[DAO: bafkrei] Creation of DAO-Owned Data Aggregation Layer for Decentraland Core

by 0xe400a85a6169bd8be439bb0dc9eac81f19f26843 (howieDoin)

Should the following Tier 4: up to $60,000 USD, 6 months vesting (1 month cliff) grant in the Platform Contributor category be approved?

Abstract

We believe Decentraland player usage data should be collected by the DAO and made available to all Decentraland users.

User location data is currently available through use of the /islands endpoint on DCL content server nodes. This information can be collected periodically (e.g. every few seconds) and stored in a database to be served up via API queries available to the Decentraland community. It is not feasible for multiple parties to independently collect this information as it would cause undue strain on Decentraland infrastructure.

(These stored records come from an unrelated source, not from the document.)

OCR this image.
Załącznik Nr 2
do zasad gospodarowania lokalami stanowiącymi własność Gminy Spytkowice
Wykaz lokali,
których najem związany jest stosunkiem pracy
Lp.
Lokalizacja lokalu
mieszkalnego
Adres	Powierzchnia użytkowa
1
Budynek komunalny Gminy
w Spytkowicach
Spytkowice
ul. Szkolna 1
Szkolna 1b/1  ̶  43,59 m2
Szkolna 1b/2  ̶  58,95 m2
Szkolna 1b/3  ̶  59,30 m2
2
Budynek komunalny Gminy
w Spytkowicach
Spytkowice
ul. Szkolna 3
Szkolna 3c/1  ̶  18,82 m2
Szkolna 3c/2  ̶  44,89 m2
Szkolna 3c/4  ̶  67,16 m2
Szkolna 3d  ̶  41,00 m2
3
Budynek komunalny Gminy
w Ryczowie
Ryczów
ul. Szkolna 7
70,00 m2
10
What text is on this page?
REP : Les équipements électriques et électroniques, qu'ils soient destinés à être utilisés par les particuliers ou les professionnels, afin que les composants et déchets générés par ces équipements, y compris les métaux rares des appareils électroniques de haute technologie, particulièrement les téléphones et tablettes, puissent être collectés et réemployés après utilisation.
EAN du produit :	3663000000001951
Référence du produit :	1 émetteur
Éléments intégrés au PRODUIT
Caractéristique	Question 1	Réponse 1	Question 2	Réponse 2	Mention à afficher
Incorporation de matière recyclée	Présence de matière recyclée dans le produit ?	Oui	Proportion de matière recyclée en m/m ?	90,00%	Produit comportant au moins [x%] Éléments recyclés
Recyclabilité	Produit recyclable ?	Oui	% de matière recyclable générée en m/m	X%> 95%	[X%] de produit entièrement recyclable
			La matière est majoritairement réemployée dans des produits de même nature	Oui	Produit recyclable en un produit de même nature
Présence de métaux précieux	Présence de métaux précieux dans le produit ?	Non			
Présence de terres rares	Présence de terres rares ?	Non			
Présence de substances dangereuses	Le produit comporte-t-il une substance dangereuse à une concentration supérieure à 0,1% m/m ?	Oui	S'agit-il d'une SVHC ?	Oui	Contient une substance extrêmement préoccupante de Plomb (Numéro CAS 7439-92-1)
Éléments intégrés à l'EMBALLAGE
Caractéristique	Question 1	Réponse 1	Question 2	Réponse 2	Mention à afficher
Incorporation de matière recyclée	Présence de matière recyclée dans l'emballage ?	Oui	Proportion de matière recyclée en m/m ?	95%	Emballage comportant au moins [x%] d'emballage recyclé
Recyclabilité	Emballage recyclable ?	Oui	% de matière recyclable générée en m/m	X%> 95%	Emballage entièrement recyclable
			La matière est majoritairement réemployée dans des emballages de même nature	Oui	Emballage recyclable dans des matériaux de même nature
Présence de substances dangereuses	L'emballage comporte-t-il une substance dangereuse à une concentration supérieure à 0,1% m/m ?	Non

This data should be collected and owned by the DAO, and therefore be owned by Decentraland’s users and not a private company or individual.

Grant size

57,300 USD

Beneficiary address

0xe64581F067Cfdce58657E3c0F58175e638C30f2B

Email address

howie@atlascorp.io

Description

Why collect this data and make it available?

As Atlas CORP has been in the analytics business for 18 months, we know that there are some immediate benefits that could be recognized by the Decentraland community through the creation of this service:

1. Grow the number of successful Decentraland Builders

Move the conversation from “why Decentraland?” to “why your use case?” for builders looking to win clients or raise funds.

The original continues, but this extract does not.